Ewan squirmed, the secret he held pulsing in his chest.
Kieran’s grief is well-founded, he longed to say. Any of us would behave similarly, given the same situation.
Instead, he bit his tongue to keep from spilling secrets that weren’t his own.
Andrew stared glumly into the fire before swallowing back the remainder of his whisky.
“How go things with Sir Joshua?” Rafe asked.
“Excellent.” Ewan eagerly embraced the change of topic. “The painting is going well.”
His friends stared at him.
Rafe cocked an eyebrow. Andrew sighed and made a beckoning motion.
Right. They wanted more.
Ewan rubbed the back of his neck. “Sir Joshua has been encouraging me to submit to the Royal Academy Exhibition.”
“Hah! We’ve been saying the same for years now.” Andrew slapped his hand on the table. “Have ye begun the painting ye will submit?”
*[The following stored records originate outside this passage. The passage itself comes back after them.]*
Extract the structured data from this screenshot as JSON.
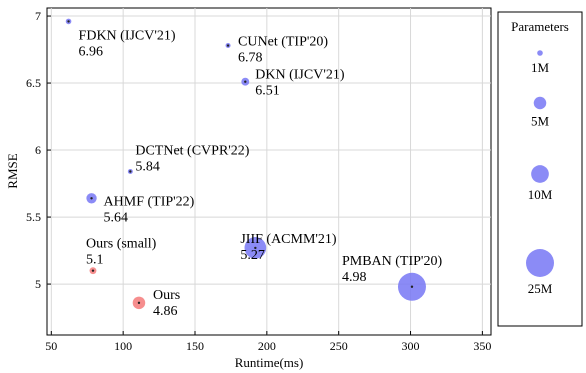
{
  "chart_data": {
    "type": "scatter",
    "xlabel": "Runtime(ms)",
    "ylabel": "RMSE",
    "xlim": [
      47,
      356
    ],
    "ylim": [
      4.62,
      7.06
    ],
    "xticks": [
      50,
      100,
      150,
      200,
      250,
      300,
      350
    ],
    "yticks": [
      5,
      5.5,
      6,
      6.5,
      7
    ],
    "ytick_labels": [
      "5",
      "5.5",
      "6",
      "6.5",
      "7"
    ],
    "grid": true,
    "points": [
      {
        "name": "FDKN (IJCV'21)",
        "value_label": "6.96",
        "x": 62,
        "y": 6.96,
        "params_m": 1,
        "color": "#7777f5"
      },
      {
        "name": "CUNet (TIP'20)",
        "value_label": "6.78",
        "x": 173,
        "y": 6.78,
        "params_m": 0.8,
        "color": "#7777f5"
      },
      {
        "name": "DKN (IJCV'21)",
        "value_label": "6.51",
        "x": 185,
        "y": 6.51,
        "params_m": 2,
        "color": "#7777f5"
      },
      {
        "name": "DCTNet (CVPR'22)",
        "value_label": "5.84",
        "x": 105,
        "y": 5.84,
        "params_m": 0.8,
        "color": "#7777f5"
      },
      {
        "name": "AHMF (TIP'22)",
        "value_label": "5.64",
        "x": 78,
        "y": 5.64,
        "params_m": 3.4,
        "color": "#7777f5"
      },
      {
        "name": "JIIF (ACMM'21)",
        "value_label": "5.27",
        "x": 192,
        "y": 5.27,
        "params_m": 15,
        "color": "#7777f5"
      },
      {
        "name": "PMBAN (TIP'20)",
        "value_label": "4.98",
        "x": 301,
        "y": 4.98,
        "params_m": 25,
        "color": "#7777f5"
      },
      {
        "name": "Ours (small)",
        "value_label": "5.1",
        "x": 79,
        "y": 5.1,
        "params_m": 1.5,
        "color": "#f57a7a"
      },
      {
        "name": "Ours",
        "value_label": "4.86",
        "x": 111,
        "y": 4.86,
        "params_m": 5,
        "color": "#f57a7a"
      }
    ],
    "legend": {
      "title": "Parameters",
      "placement": "right",
      "entries": [
        {
          "label": "1M",
          "params_m": 1
        },
        {
          "label": "5M",
          "params_m": 5
        },
        {
          "label": "10M",
          "params_m": 10
        },
        {
          "label": "25M",
          "params_m": 25
        }
      ],
      "color": "#7777f5"
    }
  }
}
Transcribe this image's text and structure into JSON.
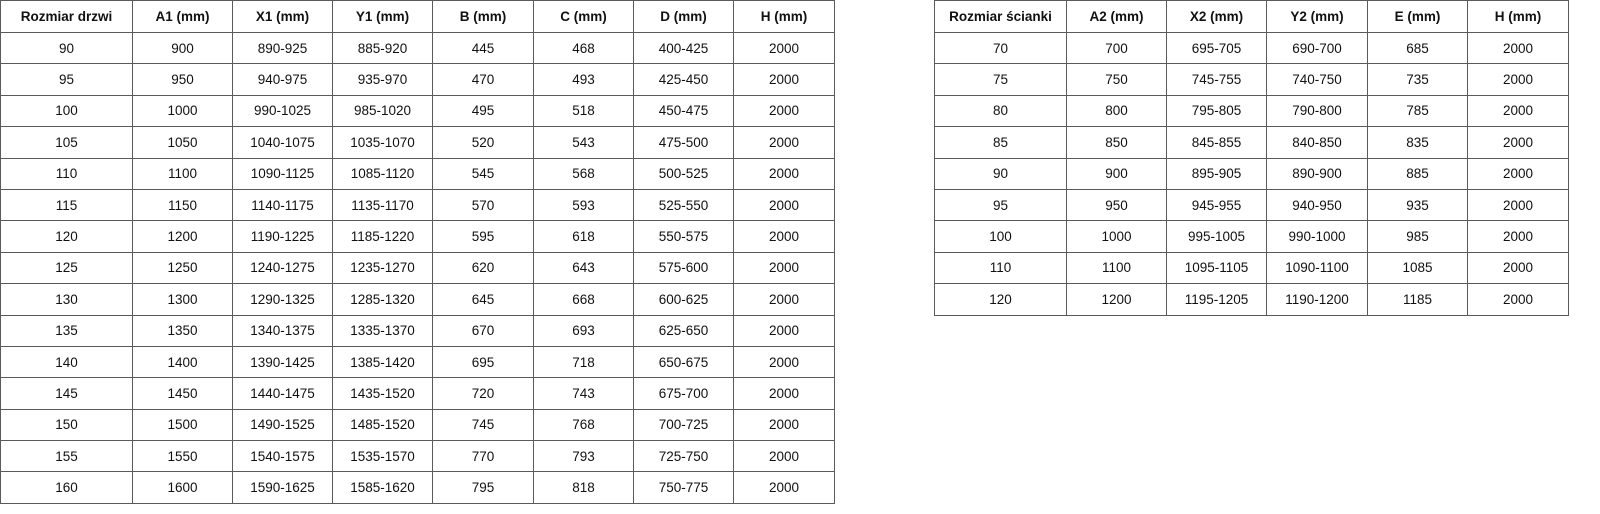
{
  "door_table": {
    "headers": [
      "Rozmiar drzwi",
      "A1 (mm)",
      "X1 (mm)",
      "Y1 (mm)",
      "B (mm)",
      "C (mm)",
      "D (mm)",
      "H (mm)"
    ],
    "rows": [
      [
        "90",
        "900",
        "890-925",
        "885-920",
        "445",
        "468",
        "400-425",
        "2000"
      ],
      [
        "95",
        "950",
        "940-975",
        "935-970",
        "470",
        "493",
        "425-450",
        "2000"
      ],
      [
        "100",
        "1000",
        "990-1025",
        "985-1020",
        "495",
        "518",
        "450-475",
        "2000"
      ],
      [
        "105",
        "1050",
        "1040-1075",
        "1035-1070",
        "520",
        "543",
        "475-500",
        "2000"
      ],
      [
        "110",
        "1100",
        "1090-1125",
        "1085-1120",
        "545",
        "568",
        "500-525",
        "2000"
      ],
      [
        "115",
        "1150",
        "1140-1175",
        "1135-1170",
        "570",
        "593",
        "525-550",
        "2000"
      ],
      [
        "120",
        "1200",
        "1190-1225",
        "1185-1220",
        "595",
        "618",
        "550-575",
        "2000"
      ],
      [
        "125",
        "1250",
        "1240-1275",
        "1235-1270",
        "620",
        "643",
        "575-600",
        "2000"
      ],
      [
        "130",
        "1300",
        "1290-1325",
        "1285-1320",
        "645",
        "668",
        "600-625",
        "2000"
      ],
      [
        "135",
        "1350",
        "1340-1375",
        "1335-1370",
        "670",
        "693",
        "625-650",
        "2000"
      ],
      [
        "140",
        "1400",
        "1390-1425",
        "1385-1420",
        "695",
        "718",
        "650-675",
        "2000"
      ],
      [
        "145",
        "1450",
        "1440-1475",
        "1435-1520",
        "720",
        "743",
        "675-700",
        "2000"
      ],
      [
        "150",
        "1500",
        "1490-1525",
        "1485-1520",
        "745",
        "768",
        "700-725",
        "2000"
      ],
      [
        "155",
        "1550",
        "1540-1575",
        "1535-1570",
        "770",
        "793",
        "725-750",
        "2000"
      ],
      [
        "160",
        "1600",
        "1590-1625",
        "1585-1620",
        "795",
        "818",
        "750-775",
        "2000"
      ]
    ]
  },
  "wall_table": {
    "headers": [
      "Rozmiar ścianki",
      "A2 (mm)",
      "X2 (mm)",
      "Y2 (mm)",
      "E (mm)",
      "H (mm)"
    ],
    "rows": [
      [
        "70",
        "700",
        "695-705",
        "690-700",
        "685",
        "2000"
      ],
      [
        "75",
        "750",
        "745-755",
        "740-750",
        "735",
        "2000"
      ],
      [
        "80",
        "800",
        "795-805",
        "790-800",
        "785",
        "2000"
      ],
      [
        "85",
        "850",
        "845-855",
        "840-850",
        "835",
        "2000"
      ],
      [
        "90",
        "900",
        "895-905",
        "890-900",
        "885",
        "2000"
      ],
      [
        "95",
        "950",
        "945-955",
        "940-950",
        "935",
        "2000"
      ],
      [
        "100",
        "1000",
        "995-1005",
        "990-1000",
        "985",
        "2000"
      ],
      [
        "110",
        "1100",
        "1095-1105",
        "1090-1100",
        "1085",
        "2000"
      ],
      [
        "120",
        "1200",
        "1195-1205",
        "1190-1200",
        "1185",
        "2000"
      ]
    ]
  }
}
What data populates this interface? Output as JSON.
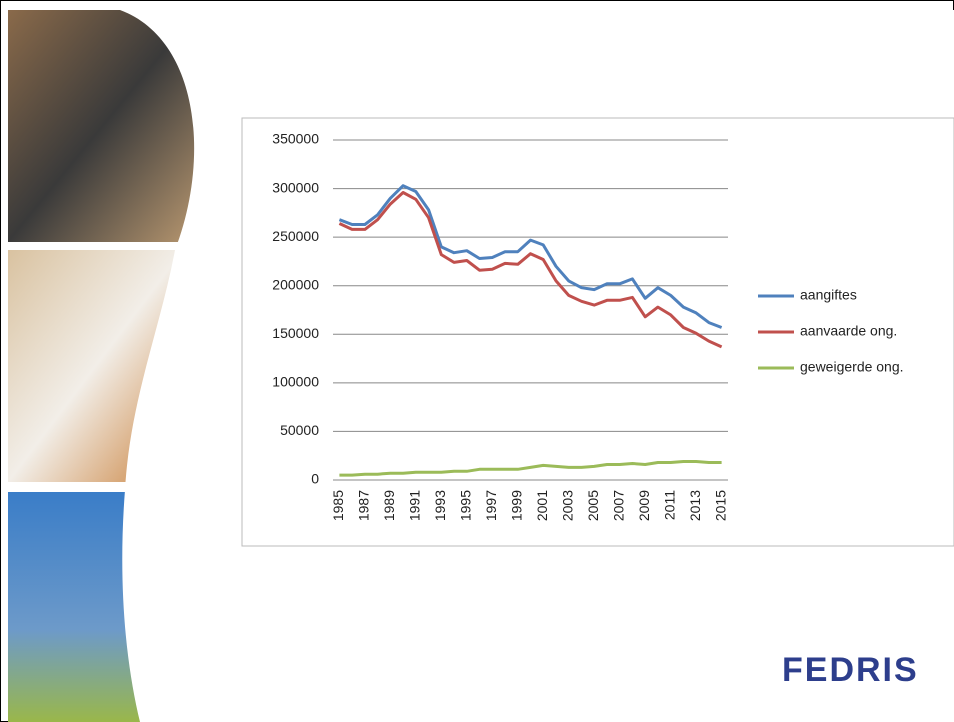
{
  "chart_data": {
    "type": "line",
    "categories": [
      "1985",
      null,
      "1987",
      null,
      "1989",
      null,
      "1991",
      null,
      "1993",
      null,
      "1995",
      null,
      "1997",
      null,
      "1999",
      null,
      "2001",
      null,
      "2003",
      null,
      "2005",
      null,
      "2007",
      null,
      "2009",
      null,
      "2011",
      null,
      "2013",
      null,
      "2015"
    ],
    "series": [
      {
        "name": "aangiftes",
        "color": "#4f81bd",
        "values": [
          268000,
          263000,
          263000,
          273000,
          290000,
          303000,
          297000,
          278000,
          240000,
          234000,
          236000,
          228000,
          229000,
          235000,
          235000,
          247000,
          242000,
          220000,
          205000,
          198000,
          196000,
          202000,
          202000,
          207000,
          187000,
          198000,
          190000,
          178000,
          172000,
          162000,
          157000
        ]
      },
      {
        "name": "aanvaarde ong.",
        "color": "#c0504d",
        "values": [
          264000,
          258000,
          258000,
          268000,
          284000,
          296000,
          289000,
          270000,
          232000,
          224000,
          226000,
          216000,
          217000,
          223000,
          222000,
          233000,
          227000,
          205000,
          190000,
          184000,
          180000,
          185000,
          185000,
          188000,
          168000,
          178000,
          170000,
          157000,
          151000,
          143000,
          137000
        ]
      },
      {
        "name": "geweigerde ong.",
        "color": "#9bbb59",
        "values": [
          5000,
          5000,
          6000,
          6000,
          7000,
          7000,
          8000,
          8000,
          8000,
          9000,
          9000,
          11000,
          11000,
          11000,
          11000,
          13000,
          15000,
          14000,
          13000,
          13000,
          14000,
          16000,
          16000,
          17000,
          16000,
          18000,
          18000,
          19000,
          19000,
          18000,
          18000
        ]
      }
    ],
    "ylim": [
      0,
      350000
    ],
    "yticks": [
      0,
      50000,
      100000,
      150000,
      200000,
      250000,
      300000,
      350000
    ],
    "grid": true,
    "legend": "right"
  },
  "logo": "FEDRIS"
}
“I cannae say for sure,” Ewan replied.
Andrew and Rafe poked and prodded until Ewan told them all about Sir Joshua’s comments, his own sense of indecision, and the challenges facing him as he worked—namely assisting Sir Joshua and painting the portrait of Lady Kildrum.
“Lady Kildrum, eh?” Rafe tapped his chin. “Seems like I have an acquaintance with her. Tall? Brownish hair?”
“Aye, that would be her. Painting her portrait has been an honor. Her ladyship has become something of a . . .” Ewan drifted off, trying to think of the right word. Confidant? Pal? He finally settled on, “. . . friend.”
Friend.
The simple word felt too small and yet, somehow, too intimate. Who was he to claim a friendship with the Countess of Kildrum?
He thought back to that last conversation in his greenhouse studio. Lady Violet facing him, washed in light pouring through the skylights overhead, the vivid blue-green of her eyes mimicked in the ocean behind her.